Today’s news:

Homeless housing free-for-all

More information has come to light surrounding the opening of a homeless shelter in Zerega that left both residents and elected officials in the dark as to the plans of the Department of Homeless Services to house 38 needy families.

Commissioner Robert Hess of DHS and representatives from the mayor’s office, as well as Hector Diaz of service provider Basics Housing Inc., met neighborhood and business leaders at Community Board 10 on Friday, August 28. The meeting was at times contentious, according to those present.

Councilman Jimmy Vacca said he was blindsided by DHS, who didn’t provide notification to any elected officials and said the service provider accidently didn’t notify the community board before moving 10 homeless families into a brand new apartment building at 1564 St. Peter’s Avenue.

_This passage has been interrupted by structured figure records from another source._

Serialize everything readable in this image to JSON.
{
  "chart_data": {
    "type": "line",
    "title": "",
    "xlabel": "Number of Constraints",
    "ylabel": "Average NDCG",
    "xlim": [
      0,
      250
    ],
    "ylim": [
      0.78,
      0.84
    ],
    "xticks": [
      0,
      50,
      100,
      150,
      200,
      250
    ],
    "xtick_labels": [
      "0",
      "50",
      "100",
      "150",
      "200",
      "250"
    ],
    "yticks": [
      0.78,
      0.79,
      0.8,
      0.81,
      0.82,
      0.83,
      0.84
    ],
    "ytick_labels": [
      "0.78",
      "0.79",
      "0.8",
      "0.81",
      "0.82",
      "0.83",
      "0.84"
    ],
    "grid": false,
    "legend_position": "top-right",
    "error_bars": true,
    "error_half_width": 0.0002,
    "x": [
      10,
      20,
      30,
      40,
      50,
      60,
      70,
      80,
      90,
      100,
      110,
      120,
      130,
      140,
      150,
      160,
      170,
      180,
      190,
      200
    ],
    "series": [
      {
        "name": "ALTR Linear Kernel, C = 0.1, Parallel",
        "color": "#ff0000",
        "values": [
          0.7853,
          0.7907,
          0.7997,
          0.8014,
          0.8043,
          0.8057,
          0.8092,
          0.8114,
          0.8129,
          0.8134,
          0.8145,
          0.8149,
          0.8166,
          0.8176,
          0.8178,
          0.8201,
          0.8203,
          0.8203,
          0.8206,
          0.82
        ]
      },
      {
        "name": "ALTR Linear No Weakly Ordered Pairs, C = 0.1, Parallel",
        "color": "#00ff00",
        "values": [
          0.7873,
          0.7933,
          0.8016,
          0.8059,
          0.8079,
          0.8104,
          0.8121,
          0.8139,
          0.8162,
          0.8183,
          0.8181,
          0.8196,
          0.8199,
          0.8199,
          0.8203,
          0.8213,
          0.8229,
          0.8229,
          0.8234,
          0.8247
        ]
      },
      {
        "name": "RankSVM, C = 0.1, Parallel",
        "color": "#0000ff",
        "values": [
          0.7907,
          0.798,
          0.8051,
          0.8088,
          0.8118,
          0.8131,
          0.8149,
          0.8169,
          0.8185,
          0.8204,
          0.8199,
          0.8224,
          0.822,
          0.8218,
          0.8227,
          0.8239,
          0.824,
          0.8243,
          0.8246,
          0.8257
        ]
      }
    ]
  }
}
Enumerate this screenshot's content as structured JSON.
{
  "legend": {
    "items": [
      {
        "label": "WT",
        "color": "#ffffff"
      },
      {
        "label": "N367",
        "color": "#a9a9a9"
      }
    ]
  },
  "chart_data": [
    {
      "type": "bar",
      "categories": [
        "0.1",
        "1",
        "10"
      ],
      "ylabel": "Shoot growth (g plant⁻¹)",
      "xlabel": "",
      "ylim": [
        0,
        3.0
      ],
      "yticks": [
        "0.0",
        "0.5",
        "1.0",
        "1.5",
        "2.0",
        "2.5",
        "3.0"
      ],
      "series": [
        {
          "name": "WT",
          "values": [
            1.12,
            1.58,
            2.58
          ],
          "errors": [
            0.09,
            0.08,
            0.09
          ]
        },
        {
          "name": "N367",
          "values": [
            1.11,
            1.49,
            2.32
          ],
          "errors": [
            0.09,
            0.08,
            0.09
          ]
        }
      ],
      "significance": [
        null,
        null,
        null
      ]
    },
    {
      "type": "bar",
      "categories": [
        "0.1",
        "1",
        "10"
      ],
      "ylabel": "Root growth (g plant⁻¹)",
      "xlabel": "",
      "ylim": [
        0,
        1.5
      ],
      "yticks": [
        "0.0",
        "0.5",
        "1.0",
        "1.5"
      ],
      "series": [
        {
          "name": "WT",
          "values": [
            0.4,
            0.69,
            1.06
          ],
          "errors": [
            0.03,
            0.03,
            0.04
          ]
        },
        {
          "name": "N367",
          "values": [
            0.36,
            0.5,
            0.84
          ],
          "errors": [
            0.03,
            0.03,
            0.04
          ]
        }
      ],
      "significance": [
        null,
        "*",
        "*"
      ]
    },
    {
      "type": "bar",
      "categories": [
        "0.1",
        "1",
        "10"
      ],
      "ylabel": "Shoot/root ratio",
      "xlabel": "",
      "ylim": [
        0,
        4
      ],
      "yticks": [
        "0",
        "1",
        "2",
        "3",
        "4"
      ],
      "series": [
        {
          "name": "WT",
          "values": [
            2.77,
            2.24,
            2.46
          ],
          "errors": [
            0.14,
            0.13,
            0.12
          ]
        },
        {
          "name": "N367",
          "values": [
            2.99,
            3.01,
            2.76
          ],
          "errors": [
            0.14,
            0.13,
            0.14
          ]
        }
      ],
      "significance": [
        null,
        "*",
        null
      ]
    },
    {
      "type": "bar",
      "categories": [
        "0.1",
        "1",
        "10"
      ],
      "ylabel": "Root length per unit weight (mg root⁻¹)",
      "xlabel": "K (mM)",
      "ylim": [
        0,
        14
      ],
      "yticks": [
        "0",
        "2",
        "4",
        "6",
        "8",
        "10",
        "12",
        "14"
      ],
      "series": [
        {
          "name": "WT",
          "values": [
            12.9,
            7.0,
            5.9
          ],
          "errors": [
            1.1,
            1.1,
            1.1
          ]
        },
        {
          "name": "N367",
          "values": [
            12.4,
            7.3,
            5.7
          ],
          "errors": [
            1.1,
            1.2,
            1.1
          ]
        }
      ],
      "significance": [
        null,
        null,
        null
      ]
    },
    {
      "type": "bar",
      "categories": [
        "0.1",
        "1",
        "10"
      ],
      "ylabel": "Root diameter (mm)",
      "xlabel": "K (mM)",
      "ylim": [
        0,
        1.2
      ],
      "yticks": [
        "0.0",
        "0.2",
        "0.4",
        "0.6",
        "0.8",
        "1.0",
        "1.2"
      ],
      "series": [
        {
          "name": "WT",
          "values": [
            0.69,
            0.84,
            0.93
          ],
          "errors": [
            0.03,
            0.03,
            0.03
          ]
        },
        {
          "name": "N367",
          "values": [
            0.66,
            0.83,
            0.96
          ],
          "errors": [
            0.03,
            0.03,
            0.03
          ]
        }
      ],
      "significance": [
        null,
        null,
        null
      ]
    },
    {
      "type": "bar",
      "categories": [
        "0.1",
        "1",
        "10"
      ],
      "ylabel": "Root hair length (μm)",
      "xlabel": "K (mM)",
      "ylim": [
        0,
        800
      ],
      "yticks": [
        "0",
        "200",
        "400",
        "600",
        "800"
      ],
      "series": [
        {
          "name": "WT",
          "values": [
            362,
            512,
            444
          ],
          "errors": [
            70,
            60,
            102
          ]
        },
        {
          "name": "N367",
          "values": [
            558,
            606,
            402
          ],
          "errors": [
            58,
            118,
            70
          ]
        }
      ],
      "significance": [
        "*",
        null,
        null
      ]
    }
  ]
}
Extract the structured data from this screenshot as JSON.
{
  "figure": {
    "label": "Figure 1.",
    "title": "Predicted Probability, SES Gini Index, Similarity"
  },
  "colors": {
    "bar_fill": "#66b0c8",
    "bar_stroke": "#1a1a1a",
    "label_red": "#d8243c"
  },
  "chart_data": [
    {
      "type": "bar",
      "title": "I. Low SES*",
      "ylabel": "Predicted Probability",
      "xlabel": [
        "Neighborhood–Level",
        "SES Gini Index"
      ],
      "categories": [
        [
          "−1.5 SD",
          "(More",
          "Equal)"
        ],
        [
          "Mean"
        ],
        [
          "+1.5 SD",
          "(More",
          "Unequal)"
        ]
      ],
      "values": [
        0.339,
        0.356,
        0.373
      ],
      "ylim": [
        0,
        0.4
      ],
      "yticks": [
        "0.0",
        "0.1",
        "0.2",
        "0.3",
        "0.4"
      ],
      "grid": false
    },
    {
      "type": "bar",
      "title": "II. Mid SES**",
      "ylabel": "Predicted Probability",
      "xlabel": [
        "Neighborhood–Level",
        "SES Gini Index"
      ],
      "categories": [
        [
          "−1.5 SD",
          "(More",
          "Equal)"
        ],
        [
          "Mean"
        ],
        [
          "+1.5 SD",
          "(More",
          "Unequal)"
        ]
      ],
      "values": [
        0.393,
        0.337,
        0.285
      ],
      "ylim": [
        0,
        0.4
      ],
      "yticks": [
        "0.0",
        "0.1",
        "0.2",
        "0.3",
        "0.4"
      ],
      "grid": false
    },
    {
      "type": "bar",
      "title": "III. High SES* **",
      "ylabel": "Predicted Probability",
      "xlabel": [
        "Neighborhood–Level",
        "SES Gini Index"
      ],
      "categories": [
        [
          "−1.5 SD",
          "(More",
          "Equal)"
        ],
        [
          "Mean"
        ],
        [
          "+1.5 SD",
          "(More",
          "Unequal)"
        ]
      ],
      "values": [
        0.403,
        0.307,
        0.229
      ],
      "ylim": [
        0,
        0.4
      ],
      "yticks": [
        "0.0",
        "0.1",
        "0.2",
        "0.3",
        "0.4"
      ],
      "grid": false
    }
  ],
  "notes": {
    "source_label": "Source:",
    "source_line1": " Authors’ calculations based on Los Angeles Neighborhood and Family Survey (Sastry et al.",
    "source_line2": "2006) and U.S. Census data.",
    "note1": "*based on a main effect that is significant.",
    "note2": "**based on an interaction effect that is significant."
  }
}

“This agency’s conduct has caused damage to the Zerega community and the only way to remedy this is to discontinue this use [as a homeless shelter,]” Councilman Vacca said. “[The agency] acknowledged that it never did a needs assessment study or consulted with elected officials.”

According to Vacca, no one was notified because of a homeless housing emergency declared by Commissioner Hess after an uptick in homelessness this summer.

“I can remember this agency claiming an emergency 50 to 60 times in the past,” Vacca said “Declaring an emergency does not mean they can move people in during the middle of the night. The Zerega community should not have this shelter forced upon us because of a perceived emergency on the part of this commissioner.”

The meeting drew a wide array of elected officials and community and business leaders, despite the fact that it was held at 3 p.m. in the afternoon. Many saw DHS, which is a mayoral agency, as steamrolling this project into an area that is already over-saturated by social service agencies.

“This is Mayor Bloomberg telling the community to drop dead,” said Assemblyman Michael Benedetto. “What the mayor’s office is doing is an insult to the Zerega community, which has opened its arms to social service programs time and time again and is now being abused by the city of New York. Benedetto added: “The question is how long can you continue to dump social service programs in Zerega before the scales tip and people decide it is no longer a desirable community? I am going to be reaching out to attorneys to see what legal options we can use to bring the city into court and stop them from moving forward.”

DHS Commissioner Hess apologized for failing to communicate effectively, though he said it was only an oversight, according to those present. The press was barred from the meeting.